Как бы ему ни нравилось заглядывать в «Кадран» на бульваре Капуцинов или лакомиться «жульенами» «Подвалов Мура», часто посещаемых Жансоном и другими авторами «Канар аншене», он не имел никакого отношения к журналистике и не испытывал никакого желания становиться на ее путь. Не нравился ему и такой вид литературного творчества, как записки путешественника, который Поль Моранд сделал столь модным. Но возможность посещения России, «родины социализма», казалась слишком соблазнительной, чтобы отказаться от нее. По сравнению с возрастающей воинственностью Италии при Муссолини, явно прикреплявшей шашку к поясу и намеревавшейся вторгнуться в Эфиопию, и звуками тяжелых шагов гитлеровской Германии, Россия выглядела вполне сносно.

Но даже в этом случае перспектива посещения страны, где говорили на совершенно незнакомом ему языке, о которой он знал слишком мало, тревожила Сент-Экзюпери. Однажды поздним вечером он сидел в ресторане «Липп», размышляя над возникшей проблемой, когда в двери появился Леон-Поль Фарг. Фарг тогда жил в сотне ярдов за бульваром Сен-Жермен в гостинице, называвшейся (с восхитительной несовместимостью) дворцом, хотя фактически это было относительно скромное заведение, которое гостеприимно принимало Бертольда Брехта и Уолдо Франка еще до того, как на нее обрушилось нашествие антифашистских интеллектуалов (Алексея Толстого, Бориса Пастернака, Тихонова и других), размещенных там их французскими наставниками – Жидом, Мальро и Арагоном.
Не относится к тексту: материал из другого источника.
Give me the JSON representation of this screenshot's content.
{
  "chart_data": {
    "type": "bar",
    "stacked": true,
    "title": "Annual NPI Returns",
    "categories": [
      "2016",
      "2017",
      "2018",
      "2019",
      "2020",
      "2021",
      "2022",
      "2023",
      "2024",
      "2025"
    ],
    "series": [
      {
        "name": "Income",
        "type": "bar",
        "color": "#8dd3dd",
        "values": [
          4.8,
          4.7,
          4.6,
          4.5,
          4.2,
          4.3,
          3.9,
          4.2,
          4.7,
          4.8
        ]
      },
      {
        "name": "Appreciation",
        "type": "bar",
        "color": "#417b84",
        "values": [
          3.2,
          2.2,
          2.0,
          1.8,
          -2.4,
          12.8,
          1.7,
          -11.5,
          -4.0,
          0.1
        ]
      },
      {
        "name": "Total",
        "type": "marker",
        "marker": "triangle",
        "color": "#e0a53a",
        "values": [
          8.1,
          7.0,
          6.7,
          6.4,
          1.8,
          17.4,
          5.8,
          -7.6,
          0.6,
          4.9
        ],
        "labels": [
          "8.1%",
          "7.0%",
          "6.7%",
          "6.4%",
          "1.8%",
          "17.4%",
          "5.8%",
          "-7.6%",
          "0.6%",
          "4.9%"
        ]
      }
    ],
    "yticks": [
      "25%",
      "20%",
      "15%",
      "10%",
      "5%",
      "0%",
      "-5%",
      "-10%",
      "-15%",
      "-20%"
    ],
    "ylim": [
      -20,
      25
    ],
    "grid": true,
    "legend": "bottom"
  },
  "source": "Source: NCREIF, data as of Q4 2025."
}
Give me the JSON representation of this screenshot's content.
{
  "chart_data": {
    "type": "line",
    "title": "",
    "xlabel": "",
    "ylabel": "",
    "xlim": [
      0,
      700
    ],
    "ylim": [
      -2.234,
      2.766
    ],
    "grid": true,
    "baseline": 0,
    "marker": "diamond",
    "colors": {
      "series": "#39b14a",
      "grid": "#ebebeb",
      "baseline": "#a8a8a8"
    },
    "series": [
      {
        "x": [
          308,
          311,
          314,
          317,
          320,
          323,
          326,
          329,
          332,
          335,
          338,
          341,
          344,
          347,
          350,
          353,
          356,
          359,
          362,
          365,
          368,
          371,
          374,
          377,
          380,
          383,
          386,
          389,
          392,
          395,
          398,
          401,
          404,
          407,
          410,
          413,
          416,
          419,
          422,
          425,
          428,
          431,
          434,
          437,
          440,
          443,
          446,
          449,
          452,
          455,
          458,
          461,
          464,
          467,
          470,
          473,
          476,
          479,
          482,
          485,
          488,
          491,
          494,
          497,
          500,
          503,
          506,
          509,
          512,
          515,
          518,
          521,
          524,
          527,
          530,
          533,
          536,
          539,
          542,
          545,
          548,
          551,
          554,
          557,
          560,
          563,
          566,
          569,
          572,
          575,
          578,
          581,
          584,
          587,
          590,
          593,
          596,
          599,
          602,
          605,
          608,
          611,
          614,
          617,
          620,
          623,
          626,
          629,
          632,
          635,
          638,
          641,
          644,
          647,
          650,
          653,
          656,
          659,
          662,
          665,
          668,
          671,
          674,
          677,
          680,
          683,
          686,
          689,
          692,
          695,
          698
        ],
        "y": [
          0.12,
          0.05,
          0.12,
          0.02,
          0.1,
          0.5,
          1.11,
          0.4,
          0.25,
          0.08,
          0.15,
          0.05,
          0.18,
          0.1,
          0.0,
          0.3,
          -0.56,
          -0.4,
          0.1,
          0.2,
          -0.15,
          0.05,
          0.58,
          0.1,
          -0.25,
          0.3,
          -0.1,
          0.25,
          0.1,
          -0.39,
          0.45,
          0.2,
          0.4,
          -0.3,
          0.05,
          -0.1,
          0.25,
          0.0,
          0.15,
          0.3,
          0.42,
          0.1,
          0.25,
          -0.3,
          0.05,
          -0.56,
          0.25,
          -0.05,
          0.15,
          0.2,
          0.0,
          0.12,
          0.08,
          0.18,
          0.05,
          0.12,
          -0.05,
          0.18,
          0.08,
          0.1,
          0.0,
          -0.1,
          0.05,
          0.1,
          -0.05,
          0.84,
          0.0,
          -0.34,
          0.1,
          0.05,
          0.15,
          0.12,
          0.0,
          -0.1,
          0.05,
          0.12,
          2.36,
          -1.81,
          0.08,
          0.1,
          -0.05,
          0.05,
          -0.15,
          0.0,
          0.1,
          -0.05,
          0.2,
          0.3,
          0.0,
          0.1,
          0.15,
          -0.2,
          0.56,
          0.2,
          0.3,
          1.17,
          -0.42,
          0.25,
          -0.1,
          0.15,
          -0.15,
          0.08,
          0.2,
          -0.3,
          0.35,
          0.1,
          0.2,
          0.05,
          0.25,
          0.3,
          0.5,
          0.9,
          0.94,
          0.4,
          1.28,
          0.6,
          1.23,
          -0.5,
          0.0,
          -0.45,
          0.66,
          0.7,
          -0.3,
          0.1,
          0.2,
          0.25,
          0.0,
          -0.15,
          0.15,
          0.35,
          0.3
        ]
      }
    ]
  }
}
Завсегдатай «Дома друзей книги» Адриенны Монье и близкий друг Андре Беклера, Фарг знал Сент-Экзюпери еще начиная с конца 20-х. Они впервые встретились (или так, по крайней мере, он утверждал позже) в знаменитом на весь мир «музее сыра», управляемом Андруэ на рю д'Амстердам, где сверхчувствительный нос Сент-Экса начал дрожать при виде «большого круга Бри Мелун, источавшем соблазнительный дух и утыканного соломками, словно иголками, торчащими из японской прически, или, возможно, это был Ливарот в своем коричневом кожаном жакете». Стиль, типичный для человека, чья голова Нерона со спутанными темными волосами, кустарником торчащих поперек лишенных растительности римских бровей и губами черепахи, противоречила уму столь же игривому, как пони, и столь же грубому, как взбунтовавшийся монах. Стоило ему заговорить, остановить его было уже невозможно, поскольку запас историй Фарга и его многословная изобретательность казались фактически неистощимы. Подобно Джойсу (можно назвать его в некоторой степени ленивой гэльской версией Джойса), он считал, что правила создавались, чтобы их нарушать, а язык есть нечто, чем можно манипулировать, и, взбалтывая и мешая, превращать стандартные фразы в странные новые омлеты. Ни с кем не сравнимый мастер монологов, как Жан Гальтье-Буасьер (сам далеко не посредственный мастер плести небылицы), когда-то сказал о нем: Фарг был и радостью, и отчаянием для хозяек. Радость – поскольку обед с Фаргом неминуемо означал успех, отчаяние – из-за его неисправимой привычки появляться с опозданием на пару часов, когда жаркое уже съедали и пора было разносить кофе.